The statistics that the Guardian Belt relics grant seem to run the entire range of MOBA stats and then some. Cooldown reduction, spell penetration (the power to make spells ignore magical resistance), health, defense — it’s all there. The developers did warn that while there is a very large amount of flexibility, it is not limitless — Gandalf will never be as defense-oriented as the shieldmaiden Eoywn, for example. That being said, the opportunity to capitalize on strengths and cover weaknesses seem to bring a lot of variation to the table — it will be very exciting to see these systems in action when the game releases next month.
Players can save up to 10 custom loadouts — 10 different combinations of Potion, Command and Guardian Belt settings so jumping into multiple games with different styles of characters won’t take a long period of time. All of these systems have many layers of complexity. New players can choose from pre-established “Starter” loadouts that are surprisingly viable choices, even if a new player is playing alongside (or against) an experienced player with access to the full loadout options. As the game develops and players become more skilled, however, most will want to utilize the deep customization options the game makes available to them.
Another method by which the developers hope to get new players into the game is by introducing a significant glossary of MOBA terms and numerous tooltips, including basic information on how to play each of the Guardians. New players shouldn’t worry about facing experts their first game either, as there is a matchmaking system that helps to ensure players face opponents of approximately equal skill.

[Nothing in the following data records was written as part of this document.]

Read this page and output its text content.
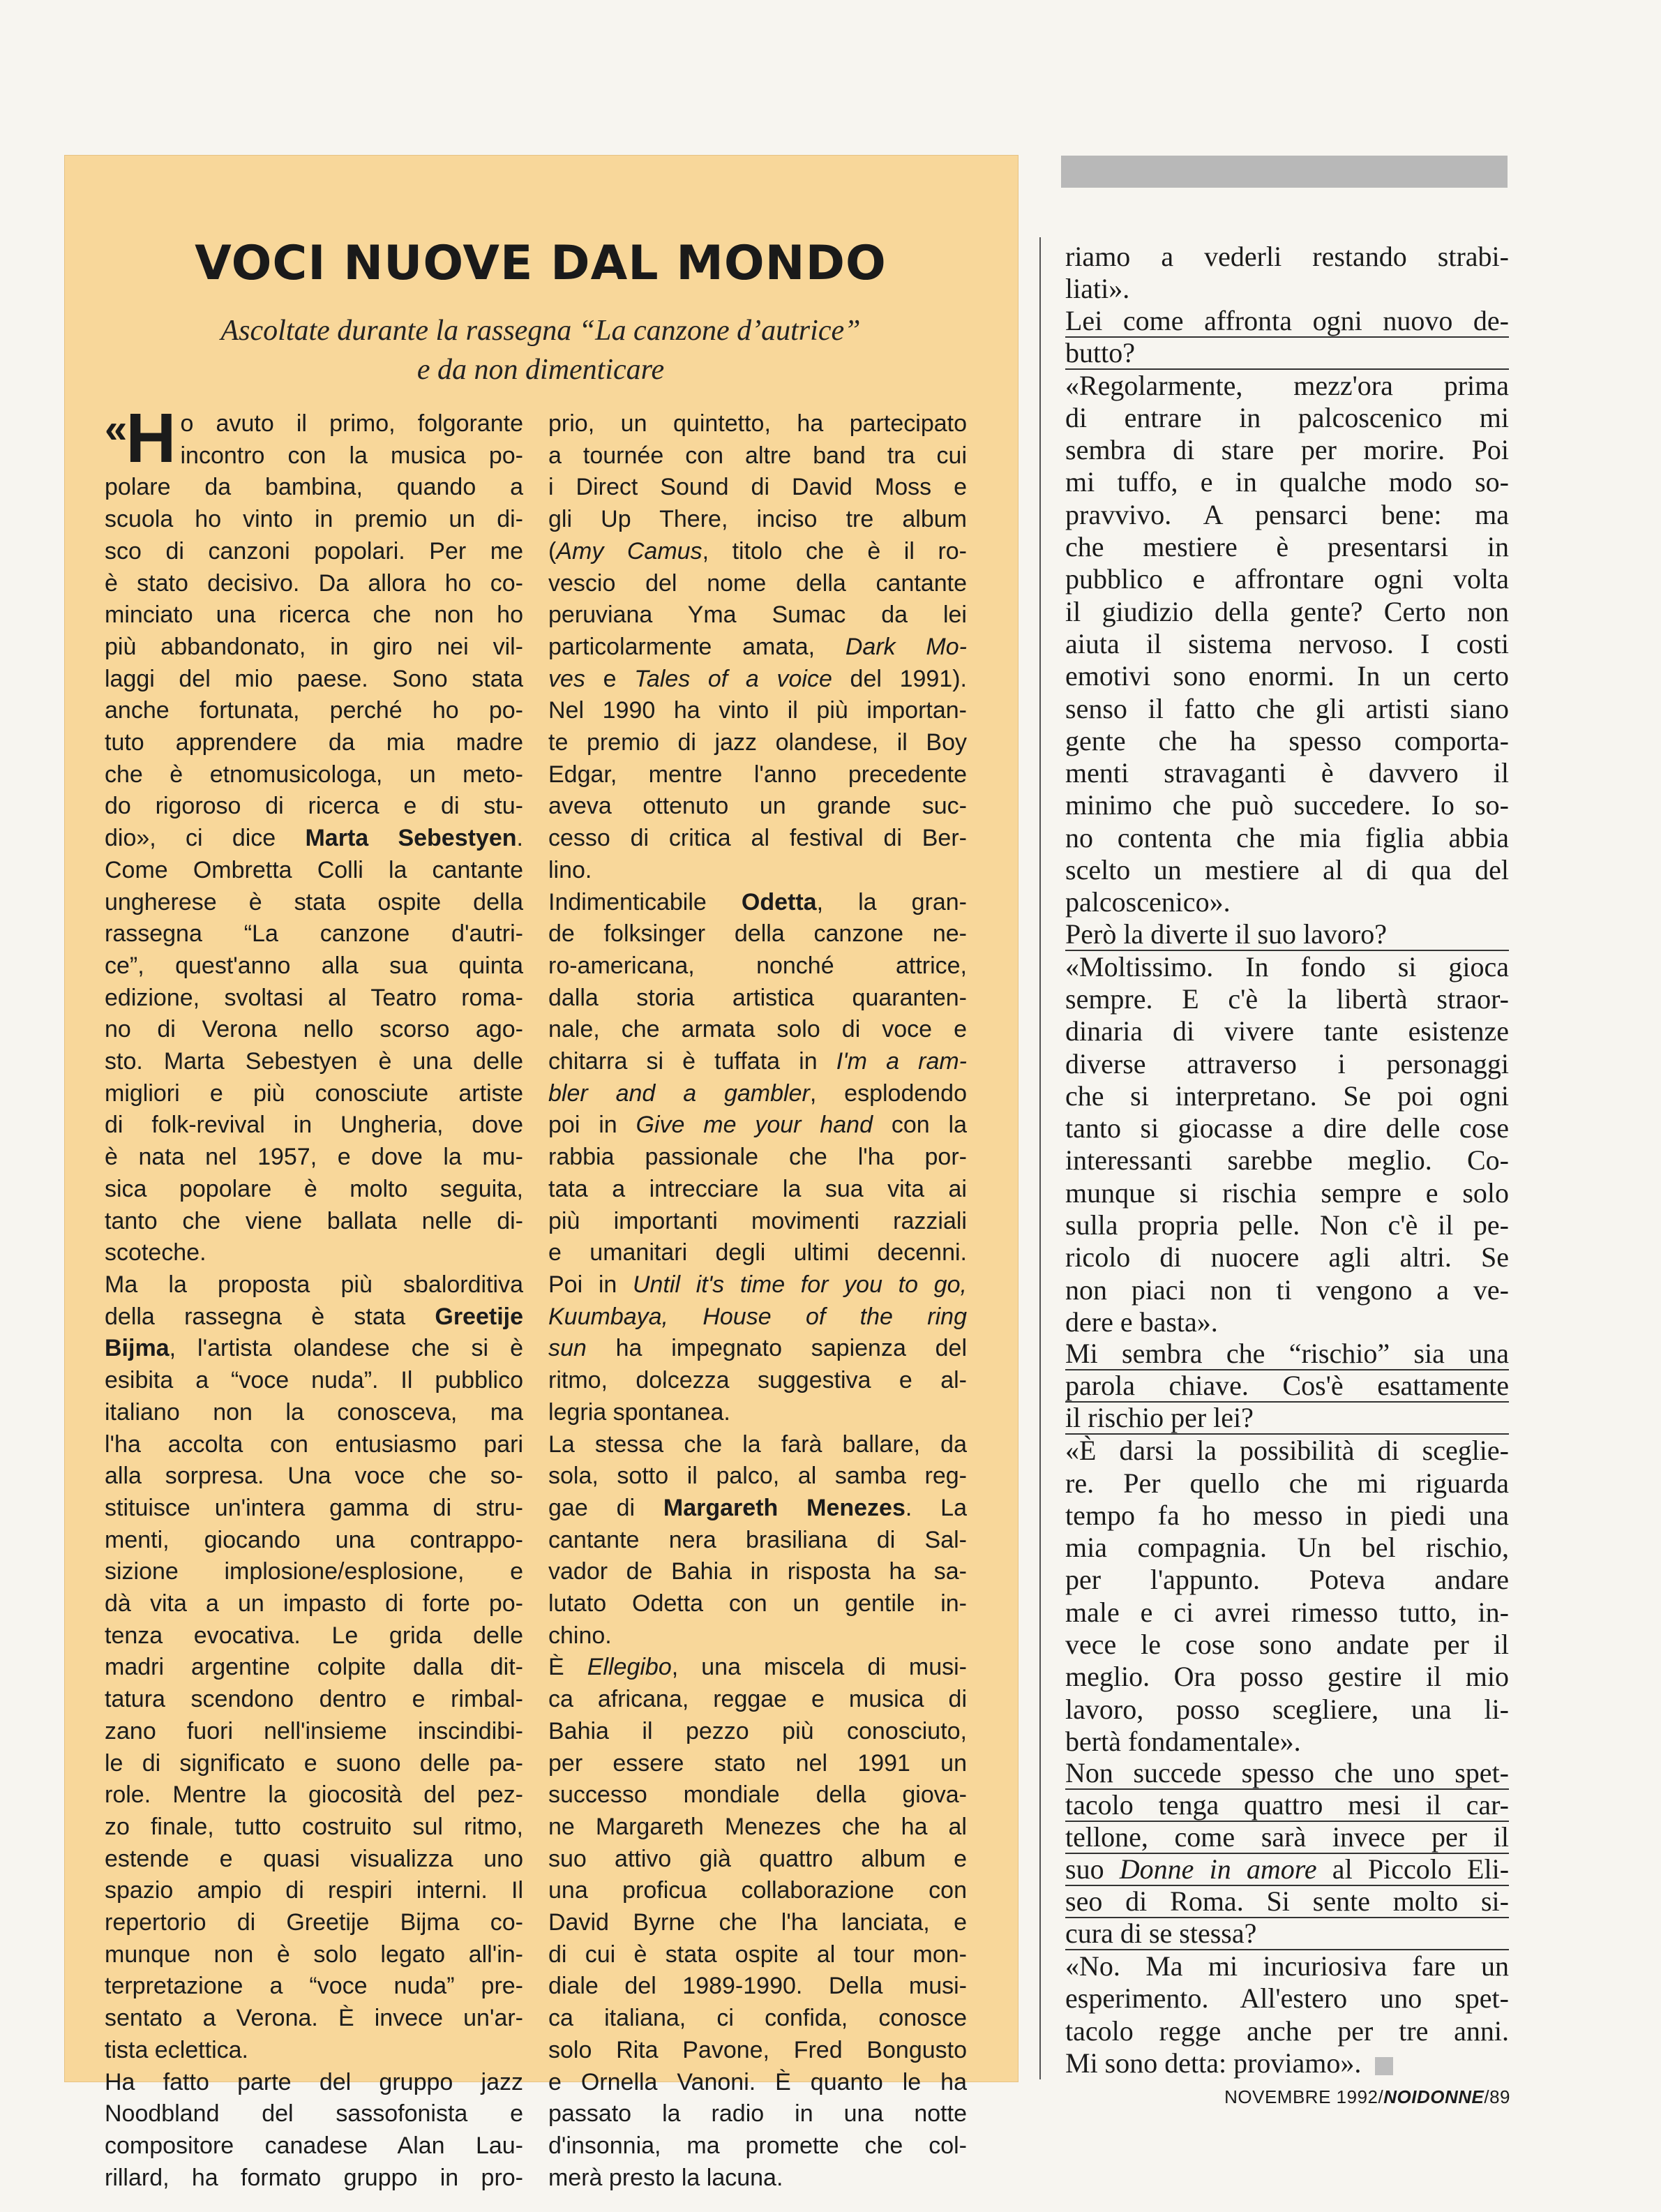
VOCI NUOVE DAL MONDO
Ascoltate durante la rassegna “La canzone d’autrice”
e da non dimenticare
« H o avuto il primo, folgorante
incontro con la musica po-
polare da bambina, quando a
scuola ho vinto in premio un di-
sco di canzoni popolari. Per me
è stato decisivo. Da allora ho co-
minciato una ricerca che non ho
più abbandonato, in giro nei vil-
laggi del mio paese. Sono stata
anche fortunata, perché ho po-
tuto apprendere da mia madre
che è etnomusicologa, un meto-
do rigoroso di ricerca e di stu-
dio», ci dice Marta Sebestyen.
Come Ombretta Colli la cantante
ungherese è stata ospite della
rassegna “La canzone d'autri-
ce”, quest'anno alla sua quinta
edizione, svoltasi al Teatro roma-
no di Verona nello scorso ago-
sto. Marta Sebestyen è una delle
migliori e più conosciute artiste
di folk-revival in Ungheria, dove
è nata nel 1957, e dove la mu-
sica popolare è molto seguita,
tanto che viene ballata nelle di-
scoteche.
Ma la proposta più sbalorditiva
della rassegna è stata Greetije
Bijma, l'artista olandese che si è
esibita a “voce nuda”. Il pubblico
italiano non la conosceva, ma
l'ha accolta con entusiasmo pari
alla sorpresa. Una voce che so-
stituisce un'intera gamma di stru-
menti, giocando una contrappo-
sizione implosione/esplosione, e
dà vita a un impasto di forte po-
tenza evocativa. Le grida delle
madri argentine colpite dalla dit-
tatura scendono dentro e rimbal-
zano fuori nell'insieme inscindibi-
le di significato e suono delle pa-
role. Mentre la giocosità del pez-
zo finale, tutto costruito sul ritmo,
estende e quasi visualizza uno
spazio ampio di respiri interni. Il
repertorio di Greetije Bijma co-
munque non è solo legato all'in-
terpretazione a “voce nuda” pre-
sentato a Verona. È invece un'ar-
tista eclettica.
Ha fatto parte del gruppo jazz
Noodbland del sassofonista e
compositore canadese Alan Lau-
rillard, ha formato gruppo in pro-
prio, un quintetto, ha partecipato
a tournée con altre band tra cui
i Direct Sound di David Moss e
gli Up There, inciso tre album
(Amy Camus, titolo che è il ro-
vescio del nome della cantante
peruviana Yma Sumac da lei
particolarmente amata, Dark Mo-
ves e Tales of a voice del 1991).
Nel 1990 ha vinto il più importan-
te premio di jazz olandese, il Boy
Edgar, mentre l'anno precedente
aveva ottenuto un grande suc-
cesso di critica al festival di Ber-
lino.
Indimenticabile Odetta, la gran-
de folksinger della canzone ne-
ro-americana, nonché attrice,
dalla storia artistica quaranten-
nale, che armata solo di voce e
chitarra si è tuffata in I'm a ram-
bler and a gambler, esplodendo
poi in Give me your hand con la
rabbia passionale che l'ha por-
tata a intrecciare la sua vita ai
più importanti movimenti razziali
e umanitari degli ultimi decenni.
Poi in Until it's time for you to go,
Kuumbaya, House of the ring
sun ha impegnato sapienza del
ritmo, dolcezza suggestiva e al-
legria spontanea.
La stessa che la farà ballare, da
sola, sotto il palco, al samba reg-
gae di Margareth Menezes. La
cantante nera brasiliana di Sal-
vador de Bahia in risposta ha sa-
lutato Odetta con un gentile in-
chino.
È Ellegibo, una miscela di musi-
ca africana, reggae e musica di
Bahia il pezzo più conosciuto,
per essere stato nel 1991 un
successo mondiale della giova-
ne Margareth Menezes che ha al
suo attivo già quattro album e
una proficua collaborazione con
David Byrne che l'ha lanciata, e
di cui è stata ospite al tour mon-
diale del 1989-1990. Della musi-
ca italiana, ci confida, conosce
solo Rita Pavone, Fred Bongusto
e Ornella Vanoni. È quanto le ha
passato la radio in una notte
d'insonnia, ma promette che col-
merà presto la lacuna.
riamo a vederli restando strabi-
liati».
Lei come affronta ogni nuovo de-
butto?
«Regolarmente, mezz'ora prima
di entrare in palcoscenico mi
sembra di stare per morire. Poi
mi tuffo, e in qualche modo so-
pravvivo. A pensarci bene: ma
che mestiere è presentarsi in
pubblico e affrontare ogni volta
il giudizio della gente? Certo non
aiuta il sistema nervoso. I costi
emotivi sono enormi. In un certo
senso il fatto che gli artisti siano
gente che ha spesso comporta-
menti stravaganti è davvero il
minimo che può succedere. Io so-
no contenta che mia figlia abbia
scelto un mestiere al di qua del
palcoscenico».
Però la diverte il suo lavoro?
«Moltissimo. In fondo si gioca
sempre. E c'è la libertà straor-
dinaria di vivere tante esistenze
diverse attraverso i personaggi
che si interpretano. Se poi ogni
tanto si giocasse a dire delle cose
interessanti sarebbe meglio. Co-
munque si rischia sempre e solo
sulla propria pelle. Non c'è il pe-
ricolo di nuocere agli altri. Se
non piaci non ti vengono a ve-
dere e basta».
Mi sembra che “rischio” sia una
parola chiave. Cos'è esattamente
il rischio per lei?
«È darsi la possibilità di sceglie-
re. Per quello che mi riguarda
tempo fa ho messo in piedi una
mia compagnia. Un bel rischio,
per l'appunto. Poteva andare
male e ci avrei rimesso tutto, in-
vece le cose sono andate per il
meglio. Ora posso gestire il mio
lavoro, posso scegliere, una li-
bertà fondamentale».
Non succede spesso che uno spet-
tacolo tenga quattro mesi il car-
tellone, come sarà invece per il
suo Donne in amore al Piccolo Eli-
seo di Roma. Si sente molto si-
cura di se stessa?
«No. Ma mi incuriosiva fare un
esperimento. All'estero uno spet-
tacolo regge anche per tre anni.
Mi sono detta: proviamo».
NOVEMBRE 1992/NOIDONNE/89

Finally, there was one detail that has implications that reach further than Guardians of Middle-earth alone. For readers not familiar with MOBA games, they receive a lot of balance patches; for example, League of Legends is usually patched once every two weeks. When asked how they were able to work with Microsoft to help ensure quick certification of future patches to help maintain their online community of players, WB Games representatives responded by saying that they can change numbers in their balance database (numbers such as how much damage a certain character’s fireball spell does or how powerful a certain relic is) without having to go through certification. This is extremely good news for XBLA gamers — hopefully other developers are permitted to set up similar databases for their own games when it makes sense to do so. Imagine playing a version of Street Fighter that Capcom could tweak and balance on a monthly basis as the result of tournament play, for instance. The possibilities seem endless here, and since Microsoft was willing to work with WB Games and Monolith to help ensure as high-quality a MOBA game on XBLA as possible, it would be nice to see them show the same courtesy to other developers in the future.
The development team is very proud of the work they have done on bringing the MOBA genre to the console space. When asked about why they chose not to simultaneously release Guardians of Middle-earth on the PC, they responded that multiple aspects of the game design are focused around the console interface. The developers suggested that even if they had an unlimited budget from which to work, if they had split their focus between console and PC, then neither would have been as successful. Thus far, everything they had to share with XBLAFans was extremely exciting — if these systems work as well as they suggest, Guardians of Middle-earth may well be one of the most exciting XBLA releases yet.